The report said Brown states the long-term solution to the City’s financial crisis is job creation and economic growth that increases the tax base.

“However, he has also required that the City of Jacksonville must first put its fiscal house in order” by shrinking the size of government to operate within its available resources without raising taxes or fees.

Budgets for 2012 and beyond must reflect Brown’s priorities of job creation, economic growth, public safety and education, according to the report.

The committee reviewed the budget process of former Mayor John Peyton regarding the preliminary 2012 budget and it also reviewed the results of budget workshops during the Peyton administration.

“However, much work remains to be done in an extraordinarily short time frame,” said the report.
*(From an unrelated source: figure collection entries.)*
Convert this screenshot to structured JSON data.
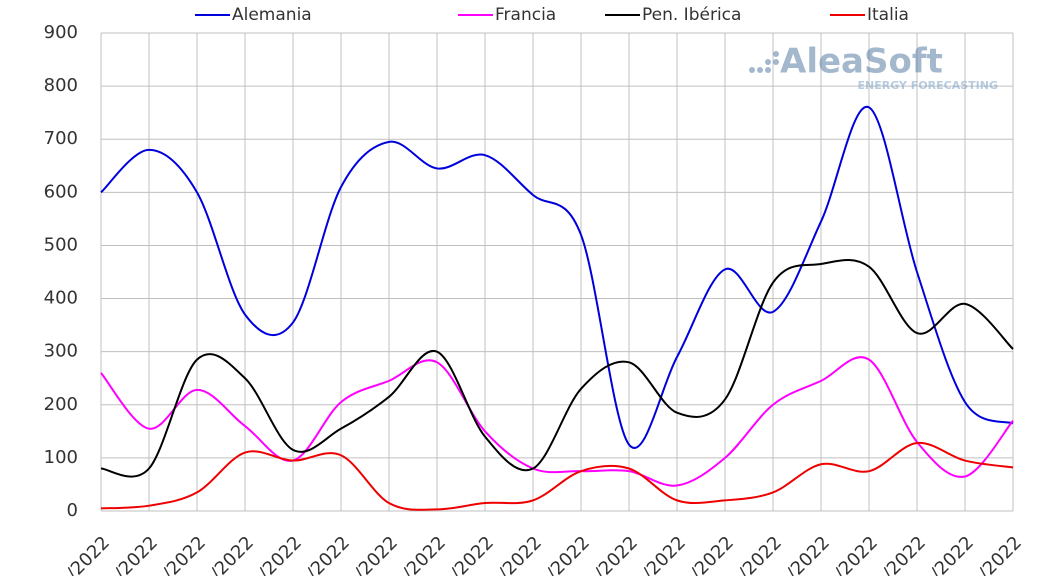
{
  "chart_data": {
    "type": "line",
    "categories": [
      "/2022",
      "/2022",
      "/2022",
      "/2022",
      "/2022",
      "/2022",
      "/2022",
      "/2022",
      "/2022",
      "/2022",
      "/2022",
      "/2022",
      "/2022",
      "/2022",
      "/2022",
      "/2022",
      "/2022",
      "/2022",
      "/2022",
      "/2022"
    ],
    "series": [
      {
        "name": "Alemania",
        "color": "#0000dd",
        "values": [
          600,
          680,
          600,
          370,
          355,
          610,
          695,
          645,
          670,
          595,
          520,
          125,
          290,
          455,
          375,
          545,
          760,
          450,
          205,
          165
        ]
      },
      {
        "name": "Francia",
        "color": "#ff00ff",
        "values": [
          260,
          155,
          228,
          160,
          95,
          205,
          245,
          280,
          150,
          80,
          75,
          75,
          48,
          100,
          200,
          245,
          285,
          130,
          65,
          170
        ]
      },
      {
        "name": "Pen. Ibérica",
        "color": "#000000",
        "values": [
          80,
          80,
          285,
          250,
          115,
          155,
          215,
          300,
          140,
          80,
          230,
          280,
          185,
          210,
          430,
          465,
          460,
          335,
          390,
          305
        ]
      },
      {
        "name": "Italia",
        "color": "#ee0000",
        "values": [
          5,
          10,
          35,
          110,
          95,
          105,
          15,
          3,
          15,
          20,
          75,
          80,
          20,
          20,
          35,
          88,
          75,
          128,
          95,
          82
        ]
      }
    ],
    "ylim": [
      0,
      900
    ],
    "yticks": [
      0,
      100,
      200,
      300,
      400,
      500,
      600,
      700,
      800,
      900
    ],
    "grid": true,
    "legend": "top",
    "watermark": {
      "brand": "AleaSoft",
      "tagline": "ENERGY FORECASTING"
    }
  }
}
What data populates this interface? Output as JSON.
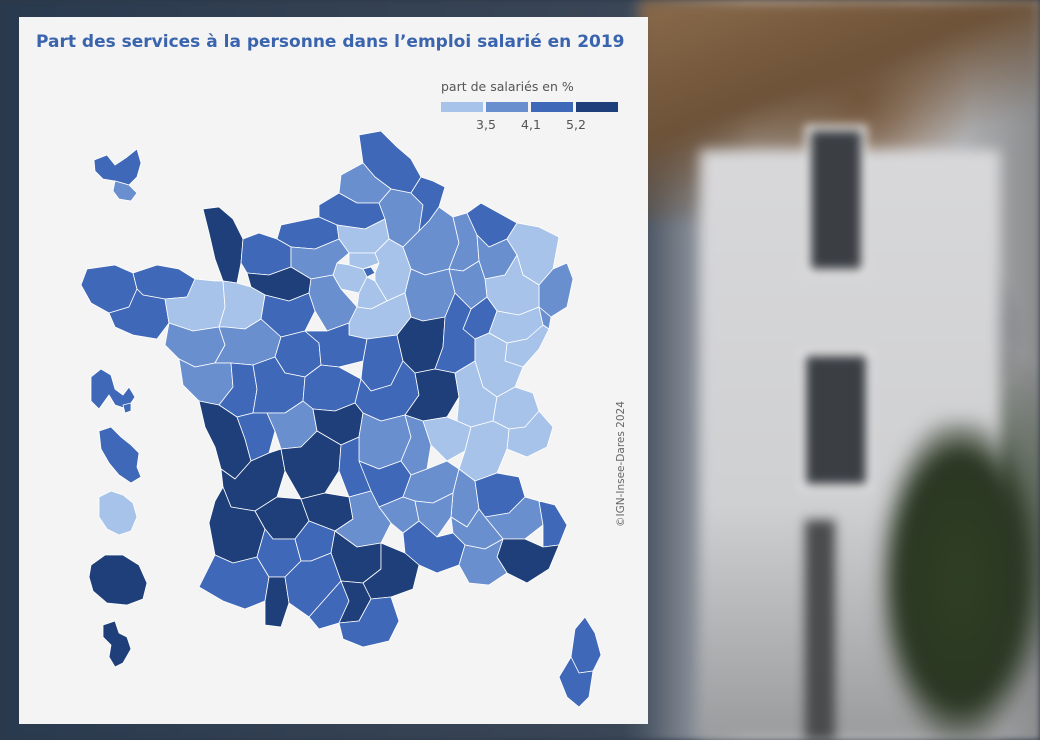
{
  "title": "Part des services à la personne dans l’emploi salarié en 2019",
  "legend": {
    "title": "part de salariés en %",
    "colors": [
      "#a7c3ea",
      "#6a8fcf",
      "#3f68b8",
      "#1f3f7a"
    ],
    "breaks": [
      "3,5",
      "4,1",
      "5,2"
    ]
  },
  "credit": "©IGN-Insee-Dares 2024",
  "colors": {
    "title": "#3a64ad",
    "card_background": "#f4f4f4",
    "region_border": "#ffffff"
  }
}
The 2011-12 budget takes effect Oct. 1 after City Council approves it.

The committee’s guidelines include:

• “Business as usual” is a “prescription for failure.” Creative thinking “is the order of the day.”

• Structural budget issues must be resolved by working with Council. “The can cannot be kicked further down the road.”

• Recurring expenses can be paid only with recurring revenue. Reserves and one-time revenue or temporary grant funding cannot be used for expenses without identifying future funding sources.

• The overall size of City government must be reduced. Within that guideline, the committee said that all departments, including functions mandated by constitutional officers, must share “in the sacrifices necessary to balance the budget.”

“This is particularly true of public safety budgets since they presently comprise 50 percent of general fund expenditures yet have not participated materially in prior budget reductions,” it said.

• A balanced budget can only be achieved through significant reductions in full-time head count, according to the report.

The committee did not specify any numbers, but said that reductions needed to be focused initially on middle management and administrative overhead. It said that technological advances no longer require or allow staffing “based on a 20th century model.”

The committee said that only after cuts and technology are taken into account “should services or programs be considered for elimination/reduction.”

It continued that “this concept is particularly applicable to public safety operations — cuts historically are presented as reductions in officers on the street or number of fire stations.”

“Middle management and administrative overhead savings must occur first before front-line positions are eliminated,” it said.

• Current and future pension obligations are “unsustainable and must be addressed immediately to insure the fiscal health” of the City of Jacksonville, states the report.

The guideline said the City’s CFO has estimated that the City’s contribution to the Police and Fire Pension Fund could rise from 49 percent of payroll, “unsustainable even at that level,” to as high as 65-70 percent of payroll in just two budget cycles.

“This is a significant drive of forecasted deficits of $200 million by fiscal 2016,” it said.

The guideline continues that current proposals for pension reform do nothing “to resolve the $1.6 billion unfunded pension liability — perhaps our City’s greatest financial challenge in many decades.” It said the unfunded liability was $200 million 10 years ago.

• The City must improve efficiency in delivering required public services.

Within the guidelines, the report said the lack of funding to invest in new technology and systems results in lost cost-saving opportunities.

It also said that when such funding exists, “the risks of attempting to learn and apply new technologies and methods” fall on the taxpayer.

Calling on public-private partnerships, dubbed P3s in the report, the committee said the private-sector should be used to improve efficiencies and reduce costs.

“P3s can work when conventional local government practices do not,” it said.

The study said that “public co-investment” with private investment “can work when conventional local government practices do not.”

“The decision to privatize is inherently the function of the administration,” the study said

A large-scale privatization should be an effort between the Council and mayor’s office, but the procurement process would be a function of the mayor’s office, it said.